God, I hate that voice. It doesn’t yet understand that brands run on brand logic, not marketing logic. More on this below.
What does Kwik-E-Mart add to 7-Eleven?
The staged Kwik-E-Mart’s will certainly attract curiosity seekers. People who never patronize 7-Eleven might want to see a full-size fake Chief Wiggum, and maybe contemplate the bowels of a real-life Squishee.
From the news article cited above:
The Fox/7-Eleven deal is an example of a practice called reverse product placement. Instead of just putting products prominently in a movie or TV show, fake goods move from the screen to reality.
Maybe—or maybe not. What if 7-Eleven is not importing “fake goods from the screen to reality” but is instead importing the reality of satire into the live world of 7-Eleven retail, where that satire cuts to the bone? How will that build the 7-Eleven brand, other than to confirm its essence as the butt of a 15-year joke?
The Simpsons as mischievous mascots
Are the Kwik-E-Mart facades intended to persuade us that The Simpsons characters are now the endorsers of 7-Eleven, and not its satiric tormentors, thus turning reality on its head and making the satire “go away?” In other words, can the Kwik-E-Mart promos regenerate Bart, Homer and crew as playful decoration and lovable sprites, without their bite and edge? Can it reincarnate them as mischievous mascots, reducing them to a form of “packaging?” That may be part of the plan, but if so it may lead to a deeper brand problem.
Lowering customers to the Kwik-E-Mart level?
In Springfield, the usual customers of Kwik-E-Mart are dimwits and the hopelessly alienated. When 7-Eleven brings Kwik-E-Mart to life, as an alter ego of its brand, where does it draw the line between Kwik-E-Mart and 7-Eleven customers? Or is it really erasing that line?

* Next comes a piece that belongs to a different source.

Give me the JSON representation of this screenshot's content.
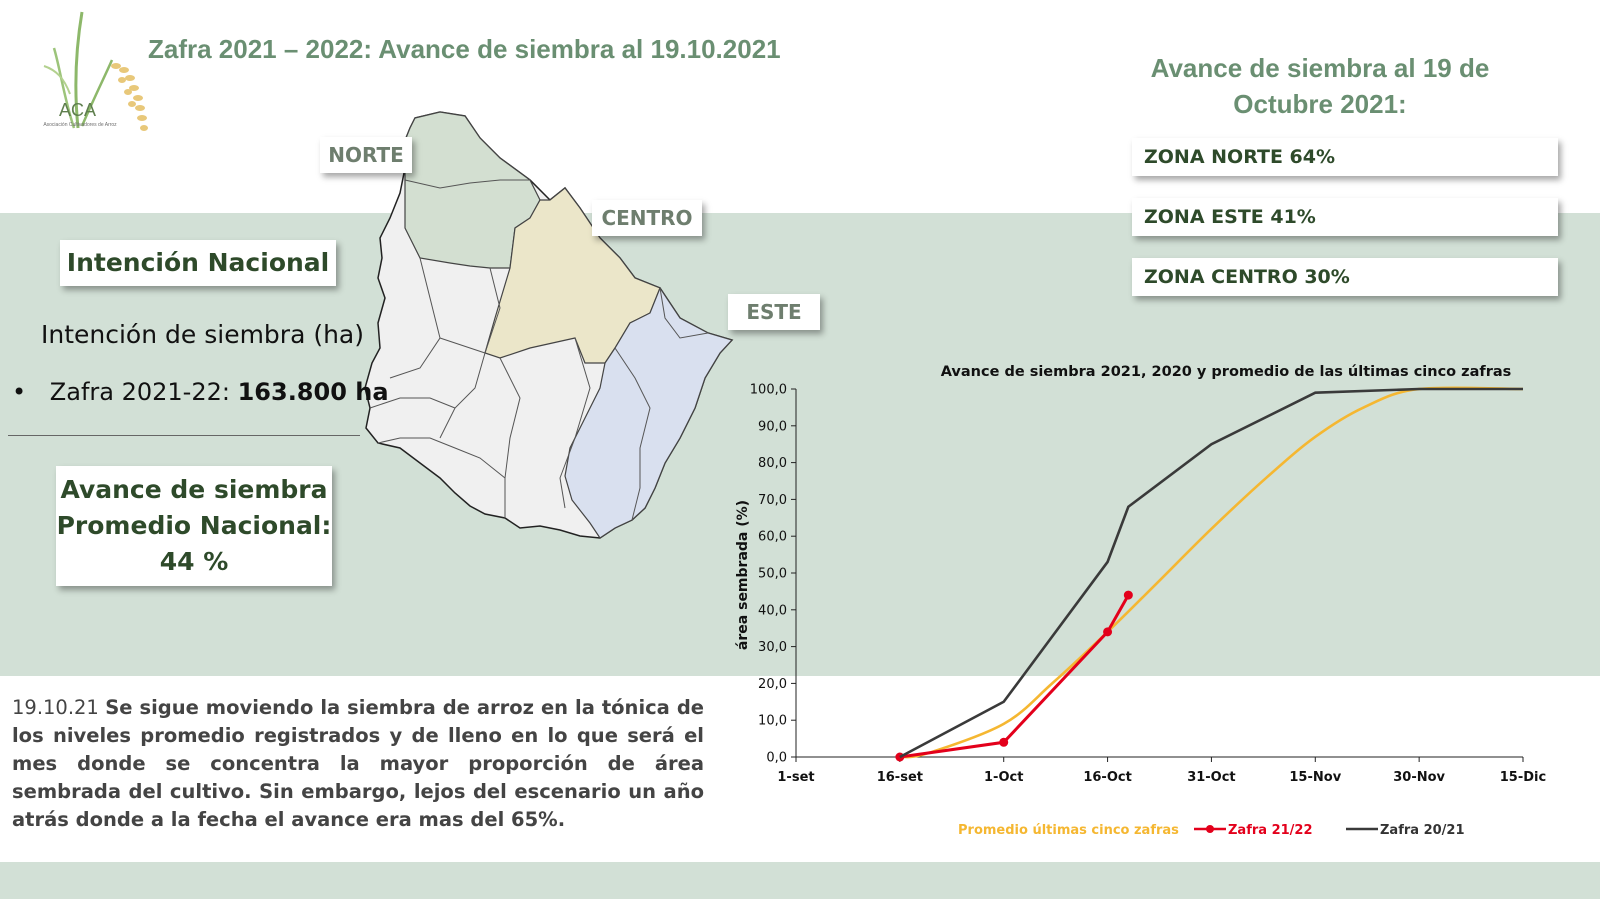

In my view, that line has to be drawn because Kwik-E-Mart is the home of low-performance customers. Generally, they’re losers. They pinball through life and return little benefit to the brand. They’re at the bottom of the brand chain. If these same customers are the intended hard core base of 7-Eleven, then the 7-Eleven brand is forfeiting growth into attractive markets beyond that base. In effect, 7-Eleven is saying to the world: “We have seen our future, and it’s Kwik-E-Mart. Their customers are our customers.”